Bel Canto is based on American author Ann Patchett’s 2001 novel (which was inspired by an actual event in Peru). The story takes place in an unnamed Latin American country and sees a squad of guerrilla rebels invade an ambassador’s home during a swanky gathering attended by influential guests. They want to capture the country’s president and hold him hostage until the government meets their demands – the release of political prisoners.

The president never makes it to the event, but there’s no shortage of important people in attendance. Among them is wealthy Japanese businessman Katsumi Hosokawa (Ken Watanabe), his interpreter (Ryo Kase), and renowned opera singer Roxanne Coss (Julianne Moore). The UN sends in a veteran negotiator (Sebastian Koch) to resolve the situation, but he doesn’t make any headway, and the hostages stay trapped in the ambassador’s home for weeks. As the ordeal carries on, both sides start lowering their defences and forming unlikely bonds.

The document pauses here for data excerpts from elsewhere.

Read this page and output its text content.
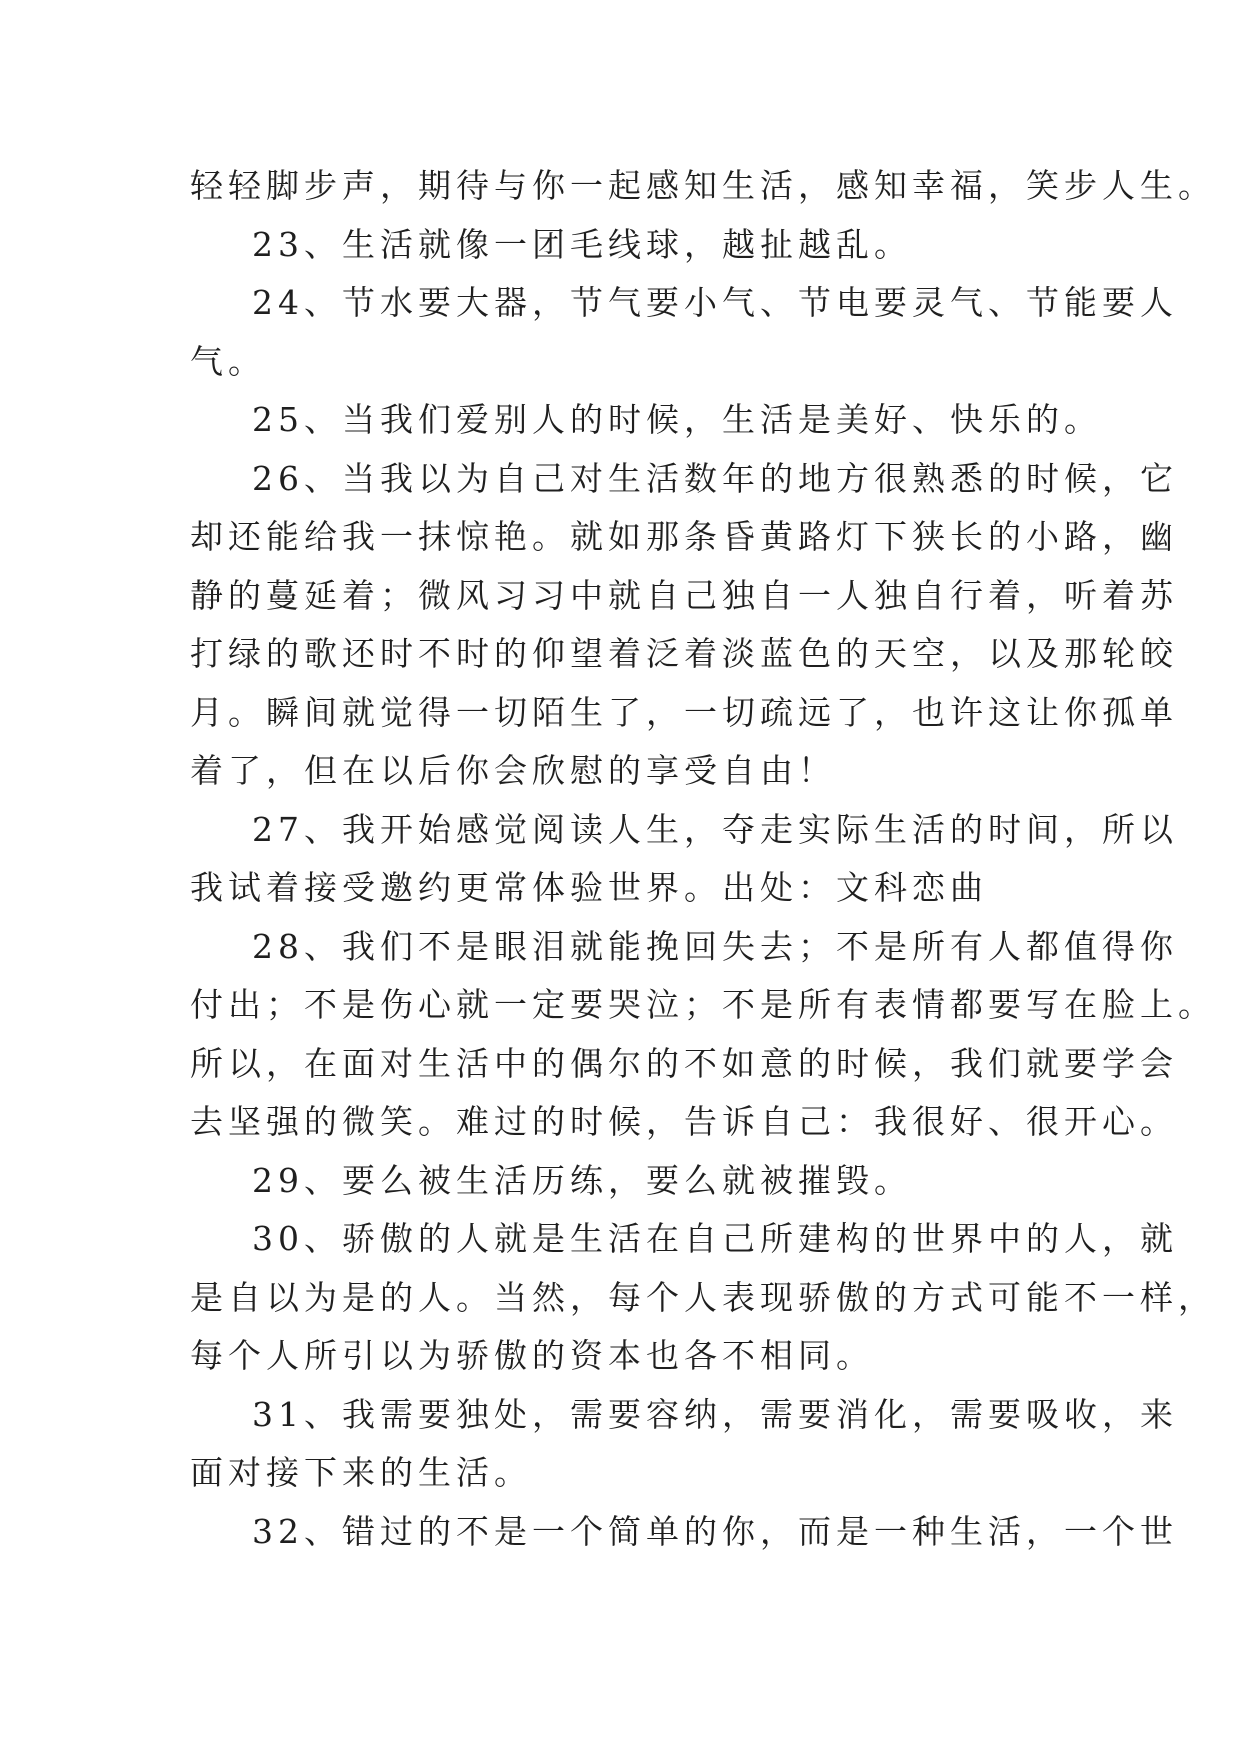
轻轻脚步声，期待与你一起感知生活，感知幸福，笑步人生。
23、生活就像一团毛线球，越扯越乱。
24、节水要大器，节气要小气、节电要灵气、节能要人
气。
25、当我们爱别人的时候，生活是美好、快乐的。
26、当我以为自己对生活数年的地方很熟悉的时候，它
却还能给我一抹惊艳。就如那条昏黄路灯下狭长的小路，幽
静的蔓延着；微风习习中就自己独自一人独自行着，听着苏
打绿的歌还时不时的仰望着泛着淡蓝色的天空，以及那轮皎
月。瞬间就觉得一切陌生了，一切疏远了，也许这让你孤单
着了，但在以后你会欣慰的享受自由！
27、我开始感觉阅读人生，夺走实际生活的时间，所以
我试着接受邀约更常体验世界。出处：文科恋曲
28、我们不是眼泪就能挽回失去；不是所有人都值得你
付出；不是伤心就一定要哭泣；不是所有表情都要写在脸上。
所以，在面对生活中的偶尔的不如意的时候，我们就要学会
去坚强的微笑。难过的时候，告诉自己：我很好、很开心。
29、要么被生活历练，要么就被摧毁。
30、骄傲的人就是生活在自己所建构的世界中的人，就
是自以为是的人。当然，每个人表现骄傲的方式可能不一样，
每个人所引以为骄傲的资本也各不相同。
31、我需要独处，需要容纳，需要消化，需要吸收，来
面对接下来的生活。
32、错过的不是一个简单的你，而是一种生活，一个世
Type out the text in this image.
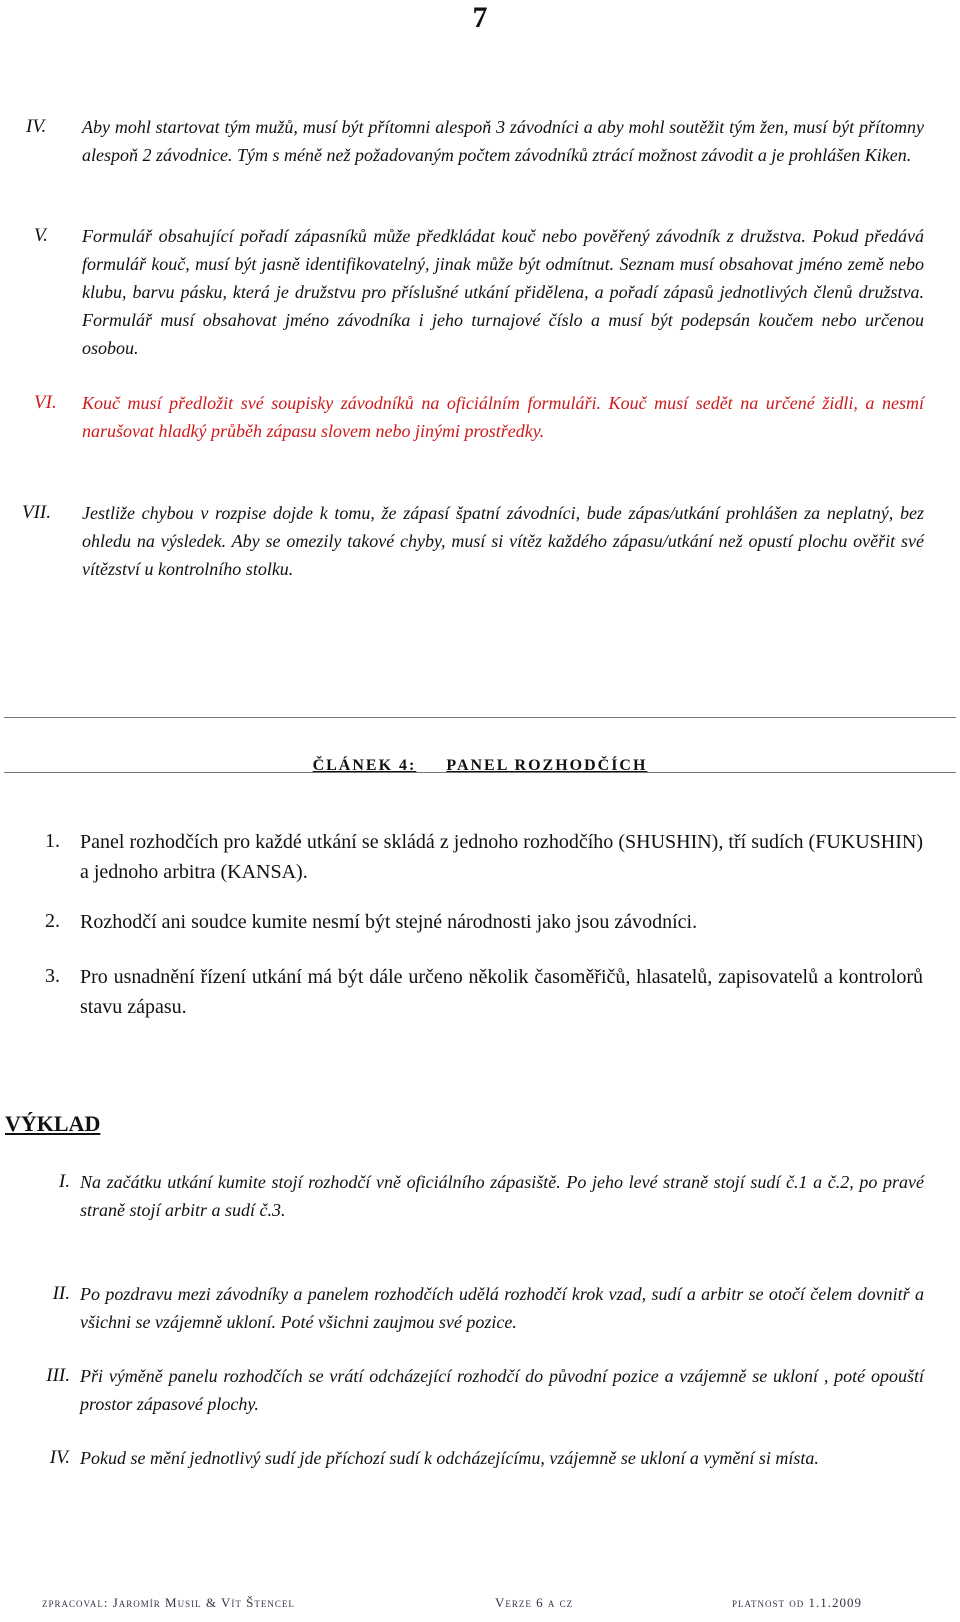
7
IV.	Aby mohl startovat tým mužů, musí být přítomni alespoň 3 závodníci a aby mohl soutěžit tým žen, musí být přítomny alespoň 2 závodnice. Tým s méně než požadovaným počtem závodníků ztrácí možnost závodit a je prohlášen Kiken.
V.	Formulář obsahující pořadí zápasníků může předkládat kouč nebo pověřený závodník z družstva. Pokud předává formulář kouč, musí být jasně identifikovatelný, jinak může být odmítnut. Seznam musí obsahovat jméno země nebo klubu, barvu pásku, která je družstvu pro příslušné utkání přidělena, a pořadí zápasů jednotlivých členů družstva. Formulář musí obsahovat jméno závodníka i jeho turnajové číslo a musí být podepsán koučem nebo určenou osobou.
VI.	Kouč musí předložit své soupisky závodníků na oficiálním formuláři. Kouč musí sedět na určené židli, a nesmí narušovat hladký průběh zápasu slovem nebo jinými prostředky.
VII.	Jestliže chybou v rozpise dojde k tomu, že zápasí špatní závodníci, bude zápas/utkání prohlášen za neplatný, bez ohledu na výsledek. Aby se omezily takové chyby, musí si vítěz každého zápasu/utkání než opustí plochu ověřit své vítězství u kontrolního stolku.
ČLÁNEK 4: PANEL ROZHODČÍCH
1. Panel rozhodčích pro každé utkání se skládá z jednoho rozhodčího (SHUSHIN), tří sudích (FUKUSHIN) a jednoho arbitra (KANSA).
2. Rozhodčí ani soudce kumite nesmí být stejné národnosti jako jsou závodníci.
3. Pro usnadnění řízení utkání má být dále určeno několik časoměřičů, hlasatelů, zapisovatelů a kontrolorů stavu zápasu.
VÝKLAD
I. Na začátku utkání kumite stojí rozhodčí vně oficiálního zápasiště. Po jeho levé straně stojí sudí č.1 a č.2, po pravé straně stojí arbitr a sudí č.3.
II. Po pozdravu mezi závodníky a panelem rozhodčích udělá rozhodčí krok vzad, sudí a arbitr se otočí čelem dovnitř a všichni se vzájemně ukloní. Poté všichni zaujmou své pozice.
III. Při výměně panelu rozhodčích se vrátí odcházející rozhodčí do původní pozice a vzájemně se ukloní , poté opouští prostor zápasové plochy.
IV. Pokud se mění jednotlivý sudí jde příchozí sudí k odcházejícímu, vzájemně se ukloní a vymění si místa.
zpracoval: Jaromír Musil & Vít Štencel	Verze 6 a cz	platnost od 1.1.2009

Bel Canto has no interest in becoming The Negotiator or Inside Man. The central tension between the captors and the government falls to the background as the film shifts its focus to the prisoners and their relationships to one another. Weitz slows down the pace and really zigs where you expect a movie like this to zag. The hostages consist of people from all over the world who speak different languages – it’s a real tower of Babel situation. The film takes its time following the hostages and their captors as they feel each other out and slowly learn how to communicate.

While never dull, Bel Canto putters along through its second act, and it’s here where it threatens to lose most viewers. This is a big picture film, more concerned about walloping audiences with its broader message than entertaining with compelling characters and snappy dialogue along the way. Moore and Watanabe are their usual charming selves, but this film has no interest in creating relatable, three-dimensional people. Instead, the cast is like chess pieces arranged on the board to lure the audience into a devastating emotional trap.

By the third act, Bel Canto dances right up to the edge of ridiculous, as captors and captives join each other for candle-lit dinners, secret trysts, and even soccer matches. But by this point, you can forgive these broad narrative gestures since you’ve likely figured out this filmmaker’s endgame. Weitz doesn’t populate the film with deep, fleshed out characters, but they do express just enough humanity, on both sides, for us to buy into their improbable bonds.

This picture works as a cinematic Rorschach test. Given the stark lines between today’s social politics, it’s fascinating seeing victim and victimizer, captors and captives, transcend their circumstances and connect on a higher level. It’s easy to label our “enemies” as assholes when we only see them as Twitter avatars or the boogeymen showing up in Fox News profiles. It’s almost impossible to face someone every day and not find some type of common ground, and this film presents the most exaggerated version of this idealization. Buying into Bel Canto’s vision or dismissing it outright speaks to one’s capacity for empathy and willingness to seek out their own moral values in the film’s murky shades of grey.